Melvin Harris, MA '65, Ph.D. '71
Retired president, Sony Pictures Entertainment
     
   

Mel Harris is a forty-year veteran of the broadcasting and entertainment industries. Starting as a radio announcer, he worked in various management roles prior to his military service in Vietnam in the U.S. Army Signal Corps. He then switched to television station management and ran Kaiser Broadcasting stations in Cleveland and Philadelphia. After two years with Metromedia in New York, he moved to Paramount Pictures in Hollywood in 1977.

Throughout the next 20 years he impacted almost every facet of the television and video businesses, rising to the Presidency of the worldwide television and video enterprises of two major studios, Paramount and Sony.
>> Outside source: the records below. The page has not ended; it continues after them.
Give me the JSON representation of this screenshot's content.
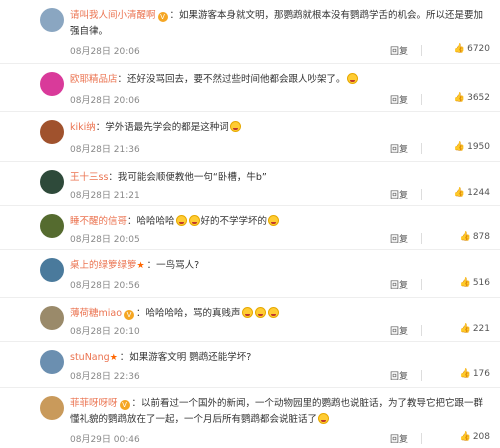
{
  "reply_label": "回复",
  "comments": [
    {
      "user": "请叫我人间小清醒啊",
      "badge": "V",
      "text": "：如果游客本身就文明，那鹦鹉就根本没有鹦鹉学舌的机会。所以还是要加强自律。",
      "time": "08月28日 20:06",
      "likes": "6720",
      "avatar_color": "#8aa6c1"
    },
    {
      "user": "欧耶精品店",
      "badge": "",
      "text": "：还好没骂回去，要不然过些时间他都会跟人吵架了。",
      "time": "08月28日 20:06",
      "likes": "3652",
      "avatar_color": "#d93a9a"
    },
    {
      "user": "kiki纳",
      "badge": "",
      "text": "：学外语最先学会的都是这种词",
      "time": "08月28日 21:36",
      "likes": "1950",
      "avatar_color": "#a0522d"
    },
    {
      "user": "王十三ss",
      "badge": "",
      "text": "：我可能会顺便教他一句“卧槽，牛b”",
      "time": "08月28日 21:21",
      "likes": "1244",
      "avatar_color": "#2e4a3a"
    },
    {
      "user": "睡不醒的信哥",
      "badge": "",
      "text": "：哈哈哈哈",
      "text2": "好的不学学坏的",
      "time": "08月28日 20:05",
      "likes": "878",
      "avatar_color": "#556b2f"
    },
    {
      "user": "桌上的绿箩绿箩",
      "badge": "★",
      "text": "：一鸟骂人?",
      "time": "08月28日 20:56",
      "likes": "516",
      "avatar_color": "#4a7a9c"
    },
    {
      "user": "薄荷糖miao",
      "badge": "V",
      "text": "：哈哈哈哈，骂的真贱声",
      "time": "08月28日 20:10",
      "likes": "221",
      "avatar_color": "#9a8a6a"
    },
    {
      "user": "stuNang",
      "badge": "★",
      "text": "：如果游客文明 鹦鹉还能学坏?",
      "time": "08月28日 22:36",
      "likes": "176",
      "avatar_color": "#6b8fb0"
    },
    {
      "user": "菲菲呀呀呀",
      "badge": "V",
      "text": "：以前看过一个国外的新闻，一个动物园里的鹦鹉也说脏话，为了教导它把它跟一群懂礼貌的鹦鹉放在了一起，一个月后所有鹦鹉都会说脏话了",
      "time": "08月29日 00:46",
      "likes": "208",
      "avatar_color": "#c99a5b"
    }
  ]
}
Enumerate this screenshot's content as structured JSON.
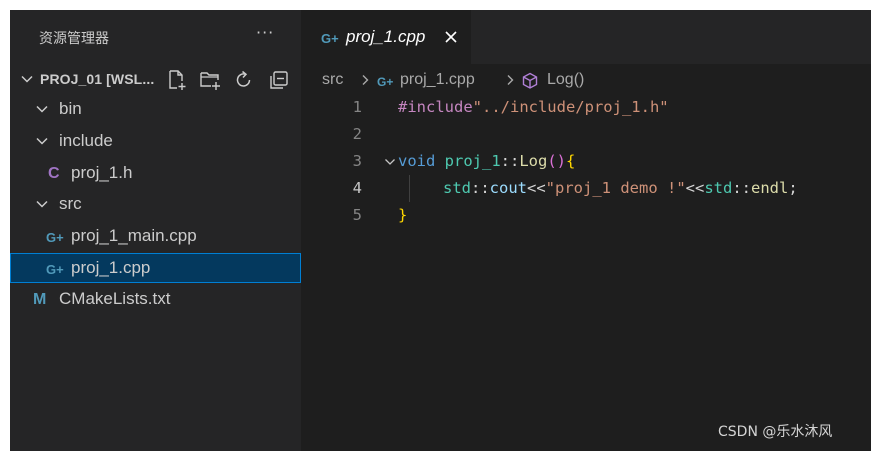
{
  "sidebar": {
    "title": "资源管理器",
    "more_icon": "ellipsis-icon",
    "section": {
      "title": "PROJ_01 [WSL...",
      "actions": [
        "new-file-icon",
        "new-folder-icon",
        "refresh-icon",
        "collapse-all-icon"
      ]
    },
    "tree": [
      {
        "label": "bin",
        "kind": "folder",
        "expanded": true
      },
      {
        "label": "include",
        "kind": "folder",
        "expanded": true
      },
      {
        "label": "proj_1.h",
        "kind": "file",
        "icon": "C"
      },
      {
        "label": "src",
        "kind": "folder",
        "expanded": true
      },
      {
        "label": "proj_1_main.cpp",
        "kind": "file",
        "icon": "G+"
      },
      {
        "label": "proj_1.cpp",
        "kind": "file",
        "icon": "G+",
        "selected": true
      },
      {
        "label": "CMakeLists.txt",
        "kind": "file",
        "icon": "M"
      }
    ]
  },
  "editor": {
    "tab": {
      "label": "proj_1.cpp",
      "icon": "G+"
    },
    "breadcrumb": {
      "folder": "src",
      "file": "proj_1.cpp",
      "symbol": "Log()"
    },
    "lines": [
      {
        "n": "1"
      },
      {
        "n": "2"
      },
      {
        "n": "3"
      },
      {
        "n": "4"
      },
      {
        "n": "5"
      }
    ],
    "code": {
      "l1_directive": "#include",
      "l1_path": "\"../include/proj_1.h\"",
      "l3_void": "void",
      "l3_class": "proj_1",
      "l3_scope": "::",
      "l3_fn": "Log",
      "l3_paren": "()",
      "l3_brace": "{",
      "l4_std1": "std",
      "l4_scope1": "::",
      "l4_cout": "cout",
      "l4_op1": "<<",
      "l4_str": "\"proj_1 demo !\"",
      "l4_op2": "<<",
      "l4_std2": "std",
      "l4_scope2": "::",
      "l4_endl": "endl",
      "l4_semi": ";",
      "l5_brace": "}"
    }
  },
  "watermark": "CSDN @乐水沐风",
  "colors": {
    "sidebar_bg": "#252526",
    "editor_bg": "#1e1e1e",
    "selection_bg": "#04395e",
    "selection_border": "#007fd4",
    "cpp_icon": "#519aba",
    "c_icon": "#a074c4"
  }
}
In 1999, he was named co-president and chief operating officer of Sony Pictures Entertainment, presiding over the rise of the studio to the number one box office position in 2002.

An advocate of new technologies, he helped found the home video industry, launched cable networks around the world, exploited satellite communications to usher in the modern era of first run syndication, and served on various industry and governmental groups fashioning the future.

Harris was awarded Ohio University's Medal of Merit in 1989 and the College of Communication Distinguished Alumni Award in 1993. He has returned to campus to take part in Communication Week several times. Harris is married and has a son.